No nosso dia-a-dia não falamos de termos como «conjugação pronominal» ou «conjugação pronominal reflexa», mas a verdade é que todos nós as usamos diariamente.
A «conjugação pronominal» é o conjunto de formas flexionadas de um determinado verbo em associação aos pronomes pessoais átonos (também chamados clíticos): -me, -te, -lhe, -o, -a, -nos, -vos, -lhes, -os, -as, -se. Vejamos alguns exemplos:
1) «Ele tinha um carro antigo. O meu pai comprou-o.»
-o é complemento directo (substitui «um carro antigo»)
2) «Ele vendeu-nos a casa por tão pouco.»
-nos é complemento indirecto (a quem se vendeu)
3) «A Maria comprou uns lindos brincos e ofereceu-mos.»
-mos é complemento directo (substitui «uns lindos brincos») e indirecto (a quem foram oferecidos).
4) «Pedimos-vos que ficassem em casa…»
-vos é complemento indirecto (a quem se pediu).
Quando o complemento directo ou indirecto é a mesma pessoa/objecto que funciona como sujeito da frase — veja-se o que dizem Celso Cunha e Lindley Cintra na sua Nova Gramática do Português Contemporâneo — isso é expresso por um pronome reflexivo ou recíproco, isto é, um verbo em que:
a) o objecto da acção é o próprio sujeito (como se ele se olhasse ao espelho e visse, claro, o seu reflexo) e a que se podem acrescentar expressões como «a mim mesmo», «a ti mesmo», «a si mesmo», etc.
1) «Eu dou-me ao trabalho de te acordar todos os dias.»
Isto é, dou a mim mesmo esse trabalho.
2) «O João magoou-se enquanto carregava a mala de viagem da Inês.»
Isto é, magoou-se a si mesmo.
b) se expressa reciprocidade entre dois ou mais sujeitos, isto é, uma acção que afecta os sujeitos «mutuamente», que eles aplicam «um ao outro».
1) «Os meus pais amam-se muito»
Isto é, amam-se um ao outro.
2) «A Elsa e eu ajudamo-nos muito.»
Isto é, ajudamo-nos muito mutuamente.
Dito isto, há uma regra que, quando utilizamos estes pronomes átonos (qualquer que seja o seu valor), provoca erros frequentes…
Pois é: na 1.ª pessoa do plural (nós), a última sílaba perde o <-s> final quando surge seguida pelo pronome átono -nos.
O que significa que dizemos «nós vestimo-nos» e «nós falamo-nos».
Isto acontece porque, com a evolução da língua, ocorreu uma assimilação desse <-s> pelo som nasal [n] ou, melhor dizendo, há uma ressonância nasal entre o <-m> da sílaba -mos e o <-n> do pronome -nos que torna a sequência de sílabas muito «dura de ouvido» para os falantes (que, portanto, se resolveram livrar dela).

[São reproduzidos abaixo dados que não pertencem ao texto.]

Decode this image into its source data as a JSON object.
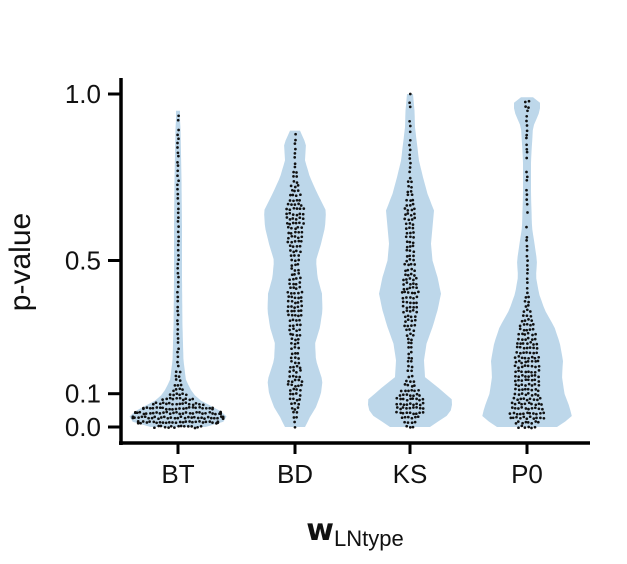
{
  "chart_data": {
    "type": "violin",
    "categories": [
      "BT",
      "BD",
      "KS",
      "P0"
    ],
    "xlabel": {
      "main": "w",
      "subscript": "LNtype"
    },
    "ylabel": "p-value",
    "ylim": [
      0,
      1
    ],
    "yticks": [
      {
        "value": 0.0,
        "label": "0.0"
      },
      {
        "value": 0.1,
        "label": "0.1"
      },
      {
        "value": 0.5,
        "label": "0.5"
      },
      {
        "value": 1.0,
        "label": "1.0"
      }
    ],
    "grid": false,
    "legend": "none",
    "colors": {
      "violin": "#bdd7ea",
      "points": "#111111",
      "axis": "#000000"
    },
    "violins": [
      {
        "category": "BT",
        "min": 0.0,
        "max": 0.95,
        "density": [
          [
            0.0,
            0.55
          ],
          [
            0.02,
            1.0
          ],
          [
            0.04,
            0.95
          ],
          [
            0.06,
            0.7
          ],
          [
            0.08,
            0.45
          ],
          [
            0.1,
            0.3
          ],
          [
            0.14,
            0.16
          ],
          [
            0.2,
            0.11
          ],
          [
            0.3,
            0.09
          ],
          [
            0.45,
            0.08
          ],
          [
            0.6,
            0.08
          ],
          [
            0.75,
            0.07
          ],
          [
            0.9,
            0.05
          ],
          [
            0.95,
            0.03
          ]
        ]
      },
      {
        "category": "BD",
        "min": 0.0,
        "max": 0.89,
        "density": [
          [
            0.0,
            0.2
          ],
          [
            0.03,
            0.3
          ],
          [
            0.06,
            0.42
          ],
          [
            0.1,
            0.52
          ],
          [
            0.14,
            0.55
          ],
          [
            0.2,
            0.42
          ],
          [
            0.25,
            0.4
          ],
          [
            0.3,
            0.5
          ],
          [
            0.35,
            0.55
          ],
          [
            0.4,
            0.54
          ],
          [
            0.45,
            0.45
          ],
          [
            0.5,
            0.42
          ],
          [
            0.55,
            0.52
          ],
          [
            0.6,
            0.6
          ],
          [
            0.65,
            0.62
          ],
          [
            0.7,
            0.45
          ],
          [
            0.75,
            0.3
          ],
          [
            0.8,
            0.2
          ],
          [
            0.85,
            0.22
          ],
          [
            0.89,
            0.1
          ]
        ]
      },
      {
        "category": "KS",
        "min": 0.0,
        "max": 1.0,
        "density": [
          [
            0.0,
            0.4
          ],
          [
            0.04,
            0.8
          ],
          [
            0.08,
            0.86
          ],
          [
            0.12,
            0.55
          ],
          [
            0.15,
            0.3
          ],
          [
            0.2,
            0.28
          ],
          [
            0.25,
            0.33
          ],
          [
            0.3,
            0.45
          ],
          [
            0.35,
            0.55
          ],
          [
            0.4,
            0.62
          ],
          [
            0.45,
            0.55
          ],
          [
            0.5,
            0.45
          ],
          [
            0.55,
            0.42
          ],
          [
            0.6,
            0.45
          ],
          [
            0.65,
            0.48
          ],
          [
            0.7,
            0.35
          ],
          [
            0.75,
            0.26
          ],
          [
            0.8,
            0.18
          ],
          [
            0.85,
            0.14
          ],
          [
            0.9,
            0.1
          ],
          [
            0.95,
            0.09
          ],
          [
            1.0,
            0.06
          ]
        ]
      },
      {
        "category": "P0",
        "min": 0.0,
        "max": 0.99,
        "density": [
          [
            0.0,
            0.6
          ],
          [
            0.03,
            0.9
          ],
          [
            0.06,
            0.85
          ],
          [
            0.1,
            0.75
          ],
          [
            0.15,
            0.7
          ],
          [
            0.2,
            0.72
          ],
          [
            0.25,
            0.66
          ],
          [
            0.3,
            0.55
          ],
          [
            0.35,
            0.36
          ],
          [
            0.4,
            0.24
          ],
          [
            0.45,
            0.18
          ],
          [
            0.5,
            0.2
          ],
          [
            0.55,
            0.15
          ],
          [
            0.6,
            0.1
          ],
          [
            0.7,
            0.08
          ],
          [
            0.8,
            0.08
          ],
          [
            0.9,
            0.12
          ],
          [
            0.95,
            0.26
          ],
          [
            0.98,
            0.26
          ],
          [
            0.99,
            0.12
          ]
        ]
      }
    ]
  }
}
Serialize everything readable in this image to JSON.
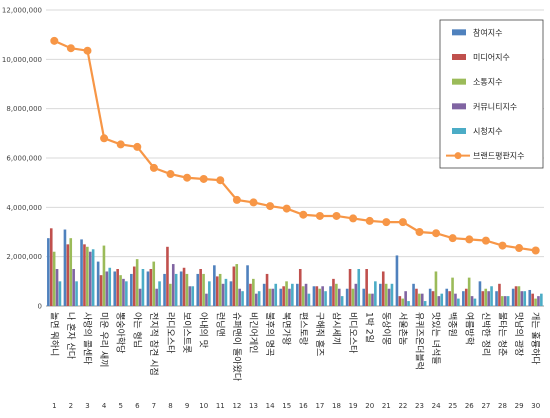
{
  "chart_data": {
    "type": "bar",
    "y_ticks": [
      "0",
      "2,000,000",
      "4,000,000",
      "6,000,000",
      "8,000,000",
      "10,000,000",
      "12,000,000"
    ],
    "ylim": [
      0,
      12000000
    ],
    "grid": true,
    "legend_position": "right",
    "categories": [
      "놀면 뭐하니",
      "나 혼자 산다",
      "사랑의 콜센타",
      "미운 우리 새끼",
      "뽕숭아학당",
      "아는 형님",
      "전지적 참견 시점",
      "라디오스타",
      "보이스트롯",
      "아내의 맛",
      "런닝맨",
      "슈퍼맨이 돌아왔다",
      "비긴어게인",
      "불후의 명곡",
      "복면가왕",
      "편스토랑",
      "구해줘 홈즈",
      "삼시세끼",
      "비디오스타",
      "1박 2일",
      "동상이몽",
      "서울촌놈",
      "유퀴즈온더블럭",
      "맛있는 녀석들",
      "백종원",
      "여름방학",
      "신박한 정리",
      "불타는 청춘",
      "맛남의 광장",
      "개는 훌륭하다"
    ],
    "rank_labels": [
      "1",
      "2",
      "3",
      "4",
      "5",
      "6",
      "7",
      "8",
      "9",
      "10",
      "11",
      "12",
      "13",
      "14",
      "15",
      "16",
      "17",
      "18",
      "19",
      "20",
      "21",
      "22",
      "23",
      "24",
      "25",
      "26",
      "27",
      "28",
      "29",
      "30"
    ],
    "series": [
      {
        "name": "참여지수",
        "color": "#4f81bd",
        "type": "bar",
        "values": [
          2750000,
          3100000,
          2700000,
          1800000,
          1400000,
          1300000,
          1400000,
          1300000,
          1400000,
          1300000,
          1650000,
          1000000,
          1650000,
          900000,
          700000,
          900000,
          800000,
          800000,
          700000,
          700000,
          900000,
          2050000,
          900000,
          700000,
          700000,
          600000,
          1000000,
          600000,
          700000,
          650000
        ]
      },
      {
        "name": "미디어지수",
        "color": "#c0504d",
        "type": "bar",
        "values": [
          3150000,
          2500000,
          2500000,
          1250000,
          1500000,
          1600000,
          1500000,
          2400000,
          1550000,
          1500000,
          1200000,
          1600000,
          900000,
          1300000,
          800000,
          1500000,
          800000,
          1100000,
          1500000,
          1500000,
          1400000,
          400000,
          700000,
          600000,
          600000,
          700000,
          600000,
          900000,
          800000,
          500000
        ]
      },
      {
        "name": "소통지수",
        "color": "#9bbb59",
        "type": "bar",
        "values": [
          2200000,
          2750000,
          2400000,
          2450000,
          1250000,
          1900000,
          1800000,
          900000,
          1300000,
          1300000,
          1300000,
          1700000,
          1100000,
          700000,
          1000000,
          800000,
          700000,
          900000,
          700000,
          500000,
          900000,
          300000,
          500000,
          1400000,
          1150000,
          1150000,
          700000,
          400000,
          800000,
          300000
        ]
      },
      {
        "name": "커뮤니티지수",
        "color": "#8064a2",
        "type": "bar",
        "values": [
          1500000,
          1500000,
          2200000,
          1400000,
          1100000,
          700000,
          700000,
          1700000,
          800000,
          500000,
          900000,
          700000,
          500000,
          700000,
          700000,
          900000,
          800000,
          700000,
          900000,
          500000,
          700000,
          600000,
          500000,
          400000,
          500000,
          400000,
          600000,
          400000,
          600000,
          400000
        ]
      },
      {
        "name": "시청지수",
        "color": "#4bacc6",
        "type": "bar",
        "values": [
          1000000,
          1000000,
          2300000,
          1550000,
          1000000,
          1500000,
          1000000,
          1300000,
          800000,
          1000000,
          1100000,
          600000,
          600000,
          900000,
          900000,
          500000,
          600000,
          400000,
          1500000,
          1000000,
          900000,
          200000,
          200000,
          500000,
          300000,
          300000,
          800000,
          400000,
          600000,
          500000
        ]
      },
      {
        "name": "브랜드평판지수",
        "color": "#f79646",
        "type": "line",
        "values": [
          10750000,
          10450000,
          10350000,
          6800000,
          6550000,
          6450000,
          5600000,
          5350000,
          5200000,
          5150000,
          5100000,
          4300000,
          4200000,
          4050000,
          3950000,
          3700000,
          3650000,
          3650000,
          3550000,
          3450000,
          3400000,
          3400000,
          3000000,
          2950000,
          2750000,
          2700000,
          2650000,
          2450000,
          2350000,
          2250000
        ]
      }
    ]
  }
}
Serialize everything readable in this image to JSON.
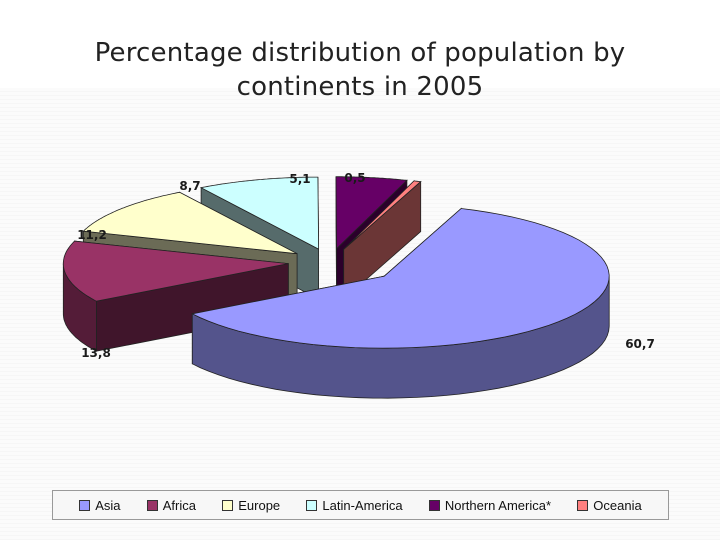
{
  "chart_data": {
    "type": "pie",
    "variant": "3d-exploded",
    "title": "Percentage distribution of population by continents in 2005",
    "categories": [
      "Asia",
      "Africa",
      "Europe",
      "Latin-America",
      "Northern America*",
      "Oceania"
    ],
    "values": [
      60.7,
      13.8,
      11.2,
      8.7,
      5.1,
      0.5
    ],
    "data_labels": [
      "60,7",
      "13,8",
      "11,2",
      "8,7",
      "5,1",
      "0,5"
    ],
    "colors": [
      "#9999ff",
      "#993366",
      "#ffffcc",
      "#ccffff",
      "#660066",
      "#ff8080"
    ],
    "legend_position": "bottom"
  }
}
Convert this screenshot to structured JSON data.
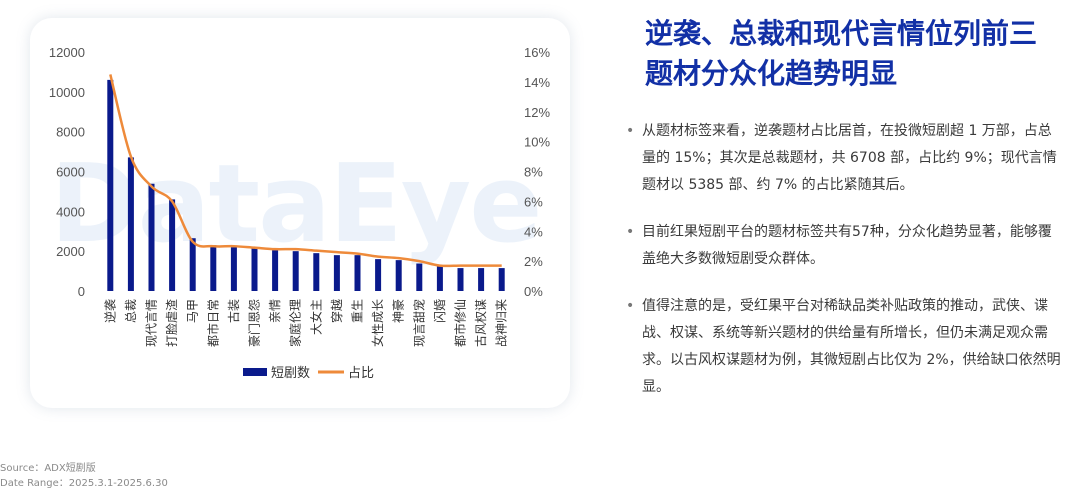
{
  "title_line1": "逆袭、总裁和现代言情位列前三",
  "title_line2": "题材分众化趋势明显",
  "bullets": [
    "从题材标签来看，逆袭题材占比居首，在投微短剧超 1 万部，占总量的 15%；其次是总裁题材，共 6708 部，占比约 9%；现代言情题材以 5385 部、约 7% 的占比紧随其后。",
    "目前红果短剧平台的题材标签共有57种，分众化趋势显著，能够覆盖绝大多数微短剧受众群体。",
    "值得注意的是，受红果平台对稀缺品类补贴政策的推动，武侠、谍战、权谋、系统等新兴题材的供给量有所增长，但仍未满足观众需求。以古风权谋题材为例，其微短剧占比仅为 2%，供给缺口依然明显。"
  ],
  "watermark": "DataEye",
  "source": "Source：ADX短剧版",
  "date_range": "Date Range：2025.3.1-2025.6.30",
  "bullet_glyph": "•",
  "chart_data": {
    "type": "bar+line",
    "categories": [
      "逆袭",
      "总裁",
      "现代言情",
      "打脸虐渣",
      "马甲",
      "都市日常",
      "古装",
      "豪门恩怨",
      "亲情",
      "家庭伦理",
      "大女主",
      "穿越",
      "重生",
      "女性成长",
      "神豪",
      "现言甜宠",
      "闪婚",
      "都市修仙",
      "古风权谋",
      "战神归来"
    ],
    "series": [
      {
        "name": "短剧数",
        "axis": "left",
        "color": "#0a1a8c",
        "values": [
          10600,
          6708,
          5385,
          4600,
          2650,
          2300,
          2200,
          2150,
          2050,
          2000,
          1900,
          1800,
          1800,
          1600,
          1550,
          1380,
          1250,
          1150,
          1150,
          1150
        ]
      },
      {
        "name": "占比",
        "axis": "right",
        "color": "#ee8a3a",
        "values": [
          14.5,
          9,
          7,
          6,
          3.3,
          3,
          3,
          2.9,
          2.8,
          2.8,
          2.7,
          2.6,
          2.5,
          2.3,
          2.2,
          2,
          1.7,
          1.7,
          1.7,
          1.7
        ]
      }
    ],
    "y_left": {
      "min": 0,
      "max": 12000,
      "ticks": [
        "0",
        "2000",
        "4000",
        "6000",
        "8000",
        "10000",
        "12000"
      ]
    },
    "y_right": {
      "min": 0,
      "max": 16,
      "ticks": [
        "0%",
        "2%",
        "4%",
        "6%",
        "8%",
        "10%",
        "12%",
        "14%",
        "16%"
      ]
    },
    "legend_position": "bottom",
    "grid": false
  }
}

Note-se, contudo, que se o pronome vier em posição pré-verbal (em próclise), isso já não acontece: «nós não nos vestimos» e «nós não nos falamos.»
Mas além de ser muito frequente vermos este <-s> final em formas da 1.ª pessoa do plural com pronome -nos pós-verbal, também é muito comum que, os que sabem a regra, cometam o erro (uma hipercorreção) de omitir o <-s> também da desinência das 2.ª pessoa do plural (vós). Reparem, até nós escorregámos na casca de banana. Segue a prova:
Mas não. Enquanto é certo dizer-se «vestimo-nos» e «falámo-nos», é incorrecto dizer-se «vesti-vos» e «falámo-vos».
Por isso, em «falamo-nos» deixamos cair o <-s> mas em «falámos-vos» mantêmo-lo — porque esta última forma respeita a regra do pronome pessoal -vos que não dá lugar à eliminação da som [s] anterior porque o fonema [v] não é nasal (e não leva à ressonância de que acima vos falámos).
Ficou claro?
Pois é, na Escrivaninha falamos-vos de erros matreiros (até daqueles que cometemos). E, sempre que temos dúvidas, ajudamo-nos uma à outra.